The error distribution for the Random Forest model shows a tendency for larger prediction errors as the actual house prices increase. While the model performs reasonably well for lower to mid-range prices (approximately 20,000 to 80,000), it begins to over-predict significantly for more expensive properties. This indicates that the model is struggling to generalize well across the full spectrum of house prices. Overall, the Random Forest model appears to perform adequately for moderately priced homes but demonstrates limitations when handling outliers or high-end properties.
The Linear Regression model presents a different pattern of prediction errors. As the actual prices rise, the error does too. The model also consistently underestimates more expensive houses. While there is some clustering around zero error for mid-range prices (40,000 to 80,000), the errors become more evident at lower and higher ends of the price spectrum. This suggests that the Linear Regression model, being a simpler model, is underfitting the data. It seems to struggle to model the more complex relationships that may exists in the dataset. The model's high bias, especially in under-predicting expensive properties, makes it less effective than the Random Forest model for this specific dataset.

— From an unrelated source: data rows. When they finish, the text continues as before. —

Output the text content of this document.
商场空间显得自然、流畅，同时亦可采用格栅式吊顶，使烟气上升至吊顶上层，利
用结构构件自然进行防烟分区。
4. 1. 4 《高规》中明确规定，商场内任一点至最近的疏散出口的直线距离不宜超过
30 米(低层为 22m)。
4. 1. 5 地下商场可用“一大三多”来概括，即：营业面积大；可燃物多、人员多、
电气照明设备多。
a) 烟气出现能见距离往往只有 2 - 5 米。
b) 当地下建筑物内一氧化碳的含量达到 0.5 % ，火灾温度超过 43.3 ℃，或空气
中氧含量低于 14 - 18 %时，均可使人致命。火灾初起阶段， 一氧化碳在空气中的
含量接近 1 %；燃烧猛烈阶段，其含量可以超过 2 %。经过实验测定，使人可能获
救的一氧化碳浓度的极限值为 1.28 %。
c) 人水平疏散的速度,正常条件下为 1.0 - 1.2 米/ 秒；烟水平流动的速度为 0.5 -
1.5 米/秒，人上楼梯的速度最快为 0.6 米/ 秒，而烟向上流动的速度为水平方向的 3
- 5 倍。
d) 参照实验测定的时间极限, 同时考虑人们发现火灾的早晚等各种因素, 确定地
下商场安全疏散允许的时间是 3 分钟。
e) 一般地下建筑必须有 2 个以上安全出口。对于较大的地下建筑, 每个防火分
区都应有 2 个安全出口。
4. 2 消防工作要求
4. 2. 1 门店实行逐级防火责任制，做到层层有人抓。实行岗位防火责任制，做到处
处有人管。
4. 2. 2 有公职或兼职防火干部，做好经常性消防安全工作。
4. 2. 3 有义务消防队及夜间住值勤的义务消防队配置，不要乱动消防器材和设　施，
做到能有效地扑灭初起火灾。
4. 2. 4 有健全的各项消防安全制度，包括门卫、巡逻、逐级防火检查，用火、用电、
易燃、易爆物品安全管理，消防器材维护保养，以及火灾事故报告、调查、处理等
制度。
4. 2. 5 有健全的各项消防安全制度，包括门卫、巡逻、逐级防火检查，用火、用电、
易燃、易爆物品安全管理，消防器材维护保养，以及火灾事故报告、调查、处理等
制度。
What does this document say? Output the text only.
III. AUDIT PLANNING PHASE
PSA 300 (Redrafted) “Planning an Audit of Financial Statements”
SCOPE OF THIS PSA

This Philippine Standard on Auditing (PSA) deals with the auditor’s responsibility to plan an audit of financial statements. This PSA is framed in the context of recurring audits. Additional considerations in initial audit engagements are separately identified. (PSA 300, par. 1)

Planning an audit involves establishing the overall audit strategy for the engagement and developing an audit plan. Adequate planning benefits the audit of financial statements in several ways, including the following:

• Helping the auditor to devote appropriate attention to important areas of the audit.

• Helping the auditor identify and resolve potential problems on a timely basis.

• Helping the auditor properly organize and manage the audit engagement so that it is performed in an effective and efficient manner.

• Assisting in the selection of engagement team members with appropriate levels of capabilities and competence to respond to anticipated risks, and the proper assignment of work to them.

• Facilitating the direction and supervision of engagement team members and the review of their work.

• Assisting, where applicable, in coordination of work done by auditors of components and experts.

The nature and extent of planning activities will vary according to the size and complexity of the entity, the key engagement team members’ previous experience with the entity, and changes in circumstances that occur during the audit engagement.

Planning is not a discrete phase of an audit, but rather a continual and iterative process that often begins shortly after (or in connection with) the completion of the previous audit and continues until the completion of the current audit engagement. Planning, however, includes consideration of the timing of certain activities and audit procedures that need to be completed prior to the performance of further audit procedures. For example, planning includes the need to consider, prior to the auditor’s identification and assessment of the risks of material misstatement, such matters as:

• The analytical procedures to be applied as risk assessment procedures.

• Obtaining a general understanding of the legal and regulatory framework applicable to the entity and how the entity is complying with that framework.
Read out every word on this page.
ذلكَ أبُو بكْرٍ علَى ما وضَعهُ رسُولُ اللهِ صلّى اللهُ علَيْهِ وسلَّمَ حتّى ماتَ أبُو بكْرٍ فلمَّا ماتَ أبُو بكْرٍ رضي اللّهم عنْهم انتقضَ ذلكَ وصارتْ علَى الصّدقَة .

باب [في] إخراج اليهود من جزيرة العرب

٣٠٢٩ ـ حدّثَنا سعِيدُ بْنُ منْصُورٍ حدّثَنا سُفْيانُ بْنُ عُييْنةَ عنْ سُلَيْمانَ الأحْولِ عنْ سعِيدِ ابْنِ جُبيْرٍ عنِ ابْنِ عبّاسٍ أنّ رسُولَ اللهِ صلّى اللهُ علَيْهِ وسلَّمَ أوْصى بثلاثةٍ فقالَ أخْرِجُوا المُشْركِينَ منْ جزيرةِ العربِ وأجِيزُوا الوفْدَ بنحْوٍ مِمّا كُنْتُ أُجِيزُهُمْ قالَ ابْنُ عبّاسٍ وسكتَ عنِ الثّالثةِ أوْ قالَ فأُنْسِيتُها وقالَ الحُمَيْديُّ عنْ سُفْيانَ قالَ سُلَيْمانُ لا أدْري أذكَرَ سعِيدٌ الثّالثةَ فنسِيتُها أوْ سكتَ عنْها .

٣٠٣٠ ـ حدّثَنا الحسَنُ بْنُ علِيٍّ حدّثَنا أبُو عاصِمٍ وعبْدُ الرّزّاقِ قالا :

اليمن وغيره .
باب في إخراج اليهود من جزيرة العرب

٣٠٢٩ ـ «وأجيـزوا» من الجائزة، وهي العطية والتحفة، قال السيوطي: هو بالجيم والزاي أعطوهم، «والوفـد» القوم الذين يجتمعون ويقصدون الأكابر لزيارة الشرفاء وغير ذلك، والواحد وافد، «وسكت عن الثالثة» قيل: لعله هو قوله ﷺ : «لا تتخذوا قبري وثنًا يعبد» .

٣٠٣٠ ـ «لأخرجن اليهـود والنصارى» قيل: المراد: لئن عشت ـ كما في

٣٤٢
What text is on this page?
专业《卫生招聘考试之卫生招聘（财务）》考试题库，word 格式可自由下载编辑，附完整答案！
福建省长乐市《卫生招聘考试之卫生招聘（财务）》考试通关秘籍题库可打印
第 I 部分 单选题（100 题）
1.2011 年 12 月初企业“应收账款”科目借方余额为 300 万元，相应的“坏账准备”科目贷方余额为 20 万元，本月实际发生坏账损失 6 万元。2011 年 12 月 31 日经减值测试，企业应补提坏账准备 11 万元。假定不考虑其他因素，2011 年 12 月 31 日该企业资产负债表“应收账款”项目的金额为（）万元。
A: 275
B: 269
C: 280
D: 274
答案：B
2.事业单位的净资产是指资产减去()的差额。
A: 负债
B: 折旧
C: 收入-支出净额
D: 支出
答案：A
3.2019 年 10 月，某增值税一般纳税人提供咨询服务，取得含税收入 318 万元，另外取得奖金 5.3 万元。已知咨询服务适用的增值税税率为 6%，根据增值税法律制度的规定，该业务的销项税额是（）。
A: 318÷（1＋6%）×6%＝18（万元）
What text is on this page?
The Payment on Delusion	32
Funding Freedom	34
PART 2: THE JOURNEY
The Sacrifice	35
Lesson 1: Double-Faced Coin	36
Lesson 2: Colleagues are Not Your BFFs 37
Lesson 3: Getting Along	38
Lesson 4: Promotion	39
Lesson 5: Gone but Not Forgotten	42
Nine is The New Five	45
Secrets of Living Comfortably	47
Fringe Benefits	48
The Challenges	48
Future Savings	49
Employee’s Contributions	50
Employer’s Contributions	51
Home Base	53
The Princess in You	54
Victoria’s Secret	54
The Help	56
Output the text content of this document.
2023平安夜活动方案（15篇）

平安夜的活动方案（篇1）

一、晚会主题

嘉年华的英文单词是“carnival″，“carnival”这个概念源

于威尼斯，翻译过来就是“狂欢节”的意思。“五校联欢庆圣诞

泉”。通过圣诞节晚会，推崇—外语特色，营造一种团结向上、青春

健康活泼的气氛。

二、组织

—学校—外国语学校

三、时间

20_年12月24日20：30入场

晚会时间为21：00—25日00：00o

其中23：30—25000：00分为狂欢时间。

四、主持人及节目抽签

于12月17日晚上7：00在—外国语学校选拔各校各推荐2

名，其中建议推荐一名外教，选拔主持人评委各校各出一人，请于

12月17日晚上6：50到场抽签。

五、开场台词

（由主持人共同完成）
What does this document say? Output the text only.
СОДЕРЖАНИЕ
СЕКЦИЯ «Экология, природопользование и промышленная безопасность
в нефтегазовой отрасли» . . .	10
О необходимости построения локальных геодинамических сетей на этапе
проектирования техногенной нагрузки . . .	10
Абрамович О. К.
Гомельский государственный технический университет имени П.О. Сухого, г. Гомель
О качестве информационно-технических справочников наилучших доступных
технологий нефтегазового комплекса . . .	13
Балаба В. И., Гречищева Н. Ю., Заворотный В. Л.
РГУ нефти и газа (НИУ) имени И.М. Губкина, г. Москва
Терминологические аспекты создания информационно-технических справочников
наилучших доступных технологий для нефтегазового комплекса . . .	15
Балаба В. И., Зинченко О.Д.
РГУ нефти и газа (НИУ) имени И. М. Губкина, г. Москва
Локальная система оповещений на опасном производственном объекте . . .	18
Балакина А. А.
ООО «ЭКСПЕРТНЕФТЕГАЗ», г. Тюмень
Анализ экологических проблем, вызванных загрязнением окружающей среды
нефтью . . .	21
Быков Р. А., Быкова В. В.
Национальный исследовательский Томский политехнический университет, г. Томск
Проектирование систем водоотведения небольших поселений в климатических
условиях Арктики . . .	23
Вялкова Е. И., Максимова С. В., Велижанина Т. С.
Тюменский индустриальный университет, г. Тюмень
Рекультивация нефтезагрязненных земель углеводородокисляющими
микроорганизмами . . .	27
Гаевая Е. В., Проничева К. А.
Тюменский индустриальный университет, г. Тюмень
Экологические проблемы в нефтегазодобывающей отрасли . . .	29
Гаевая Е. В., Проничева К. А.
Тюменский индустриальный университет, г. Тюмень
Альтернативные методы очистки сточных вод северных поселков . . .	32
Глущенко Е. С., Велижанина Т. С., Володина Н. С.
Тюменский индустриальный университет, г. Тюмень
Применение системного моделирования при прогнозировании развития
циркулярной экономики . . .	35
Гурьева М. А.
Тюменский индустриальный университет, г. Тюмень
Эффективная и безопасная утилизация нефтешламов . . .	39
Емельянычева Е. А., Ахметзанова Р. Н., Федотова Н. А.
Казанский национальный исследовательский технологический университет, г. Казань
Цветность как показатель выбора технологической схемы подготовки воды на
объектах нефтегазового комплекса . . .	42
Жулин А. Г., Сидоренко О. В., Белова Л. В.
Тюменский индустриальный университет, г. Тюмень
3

When comparing both models, it becomes clear that while both have shortcomings, the Random Forest model performs better for mid-range house prices. However, its tendency to overestimate the prices of higher-end properties contributes to its higher MAE. Despite the counterintuitive result that Linear Regression has a lower MAE, the scatter plots suggest that the Random Forest model generally captures more complexity in the data. Linear Regression consistently underestimates higher prices, pointing to its limitations in this scenario.
To improve the effectiveness of the models, strategies such as feature engineering, hyperparameter tuning for the Random Forest model, or exploring ensemble methods could be employed. Overall, the Random Forest model is more effective for predicting mid-range prices, but both models require adjustments to better handle the extremes, particularly high-value properties.
- Clone the repository and install the required libraries (Pandas, Scikit-learn, Matplotlib).
- Load the dataset (HousePrices.csv). This dataset is from Kaggle. Feel free to try with prices from other places.
- Run the script to train both models and display the error plots and MAE comparison.
- Analyze the output and visualizations to compare the model performance.
- Python 3.x
- Pandas
- Scikit-learn
- Matplotlib
pip install pandas scikit-learn matplotlib
Feel free to clone the repo and experiment with the models!